COX Henry John Lanouette

During World War II the Meriden Daily Journal midway between New Haven and Hartford, Connecticut published a column about area military men called “Speaking With The Boys.”

One of the early articles was about sailor Henry Lanouette, “a typical Wallingford youngster who liked to play baseball and basketball. … He didn’t excel in either of the sports, but he liked to spend his time in good, clean fun and those were his favorite pastimes.”

The column, from May 1942, was phrased in the past tense because Mr.

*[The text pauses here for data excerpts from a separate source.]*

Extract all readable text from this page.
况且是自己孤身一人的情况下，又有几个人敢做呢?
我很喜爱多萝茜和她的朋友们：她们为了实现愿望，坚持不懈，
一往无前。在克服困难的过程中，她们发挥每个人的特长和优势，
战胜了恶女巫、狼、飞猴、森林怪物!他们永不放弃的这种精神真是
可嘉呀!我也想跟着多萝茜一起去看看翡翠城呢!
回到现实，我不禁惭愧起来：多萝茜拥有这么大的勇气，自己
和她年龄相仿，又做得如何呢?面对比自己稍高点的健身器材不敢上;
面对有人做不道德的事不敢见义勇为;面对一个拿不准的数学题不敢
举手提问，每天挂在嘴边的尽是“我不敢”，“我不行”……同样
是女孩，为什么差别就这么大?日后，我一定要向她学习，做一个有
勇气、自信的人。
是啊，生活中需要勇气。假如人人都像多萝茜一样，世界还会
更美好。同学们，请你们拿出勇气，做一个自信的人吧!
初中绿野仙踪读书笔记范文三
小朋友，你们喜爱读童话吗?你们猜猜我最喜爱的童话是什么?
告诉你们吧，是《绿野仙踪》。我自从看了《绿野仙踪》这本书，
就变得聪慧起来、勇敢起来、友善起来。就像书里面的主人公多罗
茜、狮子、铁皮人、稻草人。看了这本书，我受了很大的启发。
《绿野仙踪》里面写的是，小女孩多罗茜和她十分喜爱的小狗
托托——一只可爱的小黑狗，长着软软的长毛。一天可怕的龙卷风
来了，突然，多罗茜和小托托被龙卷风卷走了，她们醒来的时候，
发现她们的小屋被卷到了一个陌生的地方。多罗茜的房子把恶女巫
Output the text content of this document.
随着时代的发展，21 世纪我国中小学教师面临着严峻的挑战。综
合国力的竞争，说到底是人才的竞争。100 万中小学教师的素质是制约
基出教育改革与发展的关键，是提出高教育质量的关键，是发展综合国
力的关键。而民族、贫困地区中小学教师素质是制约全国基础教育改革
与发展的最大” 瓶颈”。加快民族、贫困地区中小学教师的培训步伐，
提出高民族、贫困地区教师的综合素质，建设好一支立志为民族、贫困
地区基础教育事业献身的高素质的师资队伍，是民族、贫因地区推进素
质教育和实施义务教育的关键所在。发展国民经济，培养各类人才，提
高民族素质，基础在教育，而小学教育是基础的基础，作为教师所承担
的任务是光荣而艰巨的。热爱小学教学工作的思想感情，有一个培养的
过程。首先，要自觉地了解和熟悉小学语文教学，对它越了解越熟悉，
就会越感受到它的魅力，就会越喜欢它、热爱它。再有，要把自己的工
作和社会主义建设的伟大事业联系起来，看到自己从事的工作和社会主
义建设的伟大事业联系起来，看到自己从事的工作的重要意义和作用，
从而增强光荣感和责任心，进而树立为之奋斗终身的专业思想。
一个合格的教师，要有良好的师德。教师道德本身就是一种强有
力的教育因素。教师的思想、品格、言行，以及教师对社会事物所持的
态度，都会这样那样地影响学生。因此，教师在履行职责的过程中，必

Lanouette was the first man from Wallingford about 5 miles to the south to die in World War II. He was a coxswain and petty officer third class on the U.S.S. Arizona when he was killed in the Japanese attack on Pearl Harbor, Dec. 7, 1941.

Mr. Lanouette was born June 28, 1919 at Wallingford. His mother, Edda Anthony Lanouette, was a  homemaker and his father, also named Henry, was a driver for the fire department. The couple also had three daughters.

The son served for a year in the mid-1930s in Oregon with the Civilian Conservations Corps, a Depression-era federal jobs program, and then returned home. He enlisted in the Navy on Oct. 19, 1937, and went aboard the battleship Arizona in March 1938.

In August 1939 his father worked his normal Saturday night shift at the firehouse but fell ill and died the next day. “Lanny,” as shipmates called the son, returned to Connecticut for the funeral.

In a letter home he described the Navy as “the finest thing that happened to me.”

His mother, meanwhile, experienced yet more loss when a daughter, 29, died in August 1942. Mrs. Lanouette was about 61 when she died in 1947.


 

Sources: the Meriden column was written by George Groobert, who wrote for the paper for 40-plus years. Other sources are: the Meriden (Connecticut) Record; Census; Defense Department; Navy muster rolls. Editor’s note: It’s uncertain where the son was a “junior.” His father’s middle name was Alexander, and some sources say that was also the son’s middle name. Navy records say his middle name was John. This profile was researched and written on behalf of the U.S.S. Arizona Mall Memorial at the University of Arizona.